Cariri desacelera o crescimento do emprego

A atual conjuntura financeira do País já dá sinais na região do Cariri, que até bem pouco tempo vivenciava uma realidade oposta no tocante à empregabilidade. "Ao contrário das demais regiões, segue empregando, não houve redução, mas uma desaceleração", explicou a gerente da Unidade do Sine/IDT de Juazeiro do Norte, Conceição Araújo.
 
O quadro atual, segundo Conceição, não representa diminuição na empregabilidade formal e informal em Juazeiro. "A região segue se desenvolvendo, o que possibilita a oferta de vagas em vários setores", frisou.

Apesar dos dados do Sine/IDT, o município de Crato aparece no quarto do ranking dos que mais desempregaram de janeiro a outubro deste ano. Juazeiro, Crato e Barbalha são três municípios em crescimento no Interior cearense. Por dia, em média, 100 pessoas procuram os serviços ofertados pelo Sine/IDT.

Dentre os candidatos selecionados e encaminhados para entrevistas no órgão, a taxa de aproveitamento gira entre 70% e 80%. "Em média, a cada dez encaminhados, sete ou oito acabam por ficar nas empresas", pontua. Os setores de maior empregabilidade são: serviço, comércio e indústria.

Gustavo Oliveira Custódio, 27, perdeu o emprego no início de setembro. Para ser inserido novamente no mercado de trabalho, o auxiliar de escritório conta que participou de um curso de capacitação. "Tirei um mês para estudar, depois fui em busca de emprego e consegui. Acho que o que falta é mão de obra qualificada", considerou. A opinião do jovem é corroborada por Conceição Araújo. "Capacitação é sempre uma boa alternativa para conquistar uma vaga no mercado de trabalho", finaliza.

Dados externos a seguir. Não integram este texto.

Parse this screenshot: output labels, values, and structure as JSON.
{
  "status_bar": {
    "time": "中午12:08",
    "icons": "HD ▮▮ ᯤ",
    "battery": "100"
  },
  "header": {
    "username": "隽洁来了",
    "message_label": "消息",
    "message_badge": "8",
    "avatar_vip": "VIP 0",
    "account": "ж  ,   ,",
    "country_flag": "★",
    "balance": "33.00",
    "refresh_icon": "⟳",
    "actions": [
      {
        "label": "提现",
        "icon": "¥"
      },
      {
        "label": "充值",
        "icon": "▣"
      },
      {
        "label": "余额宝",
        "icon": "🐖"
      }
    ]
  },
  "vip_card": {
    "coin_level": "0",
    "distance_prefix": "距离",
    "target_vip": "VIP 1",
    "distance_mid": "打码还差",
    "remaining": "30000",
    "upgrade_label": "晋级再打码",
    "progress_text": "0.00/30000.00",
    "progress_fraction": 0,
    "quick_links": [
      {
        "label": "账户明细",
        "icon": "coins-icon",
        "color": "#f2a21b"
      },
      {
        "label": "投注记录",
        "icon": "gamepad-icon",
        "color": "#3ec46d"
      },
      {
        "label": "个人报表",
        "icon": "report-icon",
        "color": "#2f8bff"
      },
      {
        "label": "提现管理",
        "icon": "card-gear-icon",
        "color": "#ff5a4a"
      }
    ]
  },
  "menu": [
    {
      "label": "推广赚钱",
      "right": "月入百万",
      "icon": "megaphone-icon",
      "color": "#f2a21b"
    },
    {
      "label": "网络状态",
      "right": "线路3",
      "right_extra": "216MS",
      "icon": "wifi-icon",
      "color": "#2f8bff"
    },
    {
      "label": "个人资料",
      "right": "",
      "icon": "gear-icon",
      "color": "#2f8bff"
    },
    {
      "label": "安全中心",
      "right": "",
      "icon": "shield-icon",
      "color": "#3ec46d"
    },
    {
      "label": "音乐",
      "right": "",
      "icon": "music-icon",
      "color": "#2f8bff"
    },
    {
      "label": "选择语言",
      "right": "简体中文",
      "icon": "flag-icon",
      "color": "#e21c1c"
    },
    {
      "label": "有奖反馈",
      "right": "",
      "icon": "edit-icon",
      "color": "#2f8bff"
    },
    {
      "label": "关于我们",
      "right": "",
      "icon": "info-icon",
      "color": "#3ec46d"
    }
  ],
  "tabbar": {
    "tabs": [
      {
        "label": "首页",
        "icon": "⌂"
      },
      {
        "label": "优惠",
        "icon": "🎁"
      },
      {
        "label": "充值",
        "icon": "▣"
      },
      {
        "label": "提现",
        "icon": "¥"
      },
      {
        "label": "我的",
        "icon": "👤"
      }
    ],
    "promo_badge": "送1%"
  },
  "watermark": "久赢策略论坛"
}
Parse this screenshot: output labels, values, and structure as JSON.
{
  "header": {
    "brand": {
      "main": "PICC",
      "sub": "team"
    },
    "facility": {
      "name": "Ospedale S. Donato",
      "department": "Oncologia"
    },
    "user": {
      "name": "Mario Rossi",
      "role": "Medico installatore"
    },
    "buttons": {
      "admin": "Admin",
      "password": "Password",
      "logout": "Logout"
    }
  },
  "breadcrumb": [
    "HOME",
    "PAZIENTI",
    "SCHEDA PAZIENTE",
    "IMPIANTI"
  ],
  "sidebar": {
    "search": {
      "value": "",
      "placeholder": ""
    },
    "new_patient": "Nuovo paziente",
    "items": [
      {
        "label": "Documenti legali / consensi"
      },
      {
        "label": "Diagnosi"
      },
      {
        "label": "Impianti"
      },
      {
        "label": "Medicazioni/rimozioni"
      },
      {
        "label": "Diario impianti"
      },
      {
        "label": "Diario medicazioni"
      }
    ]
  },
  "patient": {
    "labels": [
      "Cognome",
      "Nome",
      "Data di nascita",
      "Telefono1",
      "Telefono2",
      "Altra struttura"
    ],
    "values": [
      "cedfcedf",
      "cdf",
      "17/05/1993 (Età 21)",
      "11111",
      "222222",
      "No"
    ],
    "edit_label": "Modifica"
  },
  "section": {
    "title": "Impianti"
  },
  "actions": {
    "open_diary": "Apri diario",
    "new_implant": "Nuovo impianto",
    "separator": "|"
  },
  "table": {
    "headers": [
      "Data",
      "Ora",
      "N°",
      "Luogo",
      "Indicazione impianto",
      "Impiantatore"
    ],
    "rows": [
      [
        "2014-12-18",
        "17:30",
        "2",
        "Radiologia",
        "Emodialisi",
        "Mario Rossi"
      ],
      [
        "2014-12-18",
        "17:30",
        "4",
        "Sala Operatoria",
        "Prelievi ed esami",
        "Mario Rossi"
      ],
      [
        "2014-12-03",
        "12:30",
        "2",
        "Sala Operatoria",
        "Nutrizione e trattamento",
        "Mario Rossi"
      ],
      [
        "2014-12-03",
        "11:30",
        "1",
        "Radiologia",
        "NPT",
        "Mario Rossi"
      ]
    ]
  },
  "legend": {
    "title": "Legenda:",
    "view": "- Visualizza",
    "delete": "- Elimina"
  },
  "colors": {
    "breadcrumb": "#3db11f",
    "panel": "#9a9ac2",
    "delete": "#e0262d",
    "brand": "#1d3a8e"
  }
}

Sobral é a cidade polo da região Norte, cujo centro urbano apresentou importante crescimento nas duas últimas décadas, a partir da expansão do parque industrial, do comércio varejista, das atividades de serviço e da expansão do Ensino Superior. Ainda assim, segundo ranking do Caged, ocupa a nona posição entre os que mais desempregaram de janeiro a outubro deste ano, com saldo negativo de 2.346 desempregados.

O setor mais afetado foi o da indústria calçadista. Segundo o Caged, em 2014, houve um comportamento inverso em relação a 2013, quando ocorreu um saldo de 2.738 empregos na indústria. No ano passado, foram fechados 1.983 postos de trabalho nesse setor. Em 2015, essa tendência de desemprego se manteve. O impacto negativo nos empregos ocorreu com maior intensidade nas cidades mais industrializadas.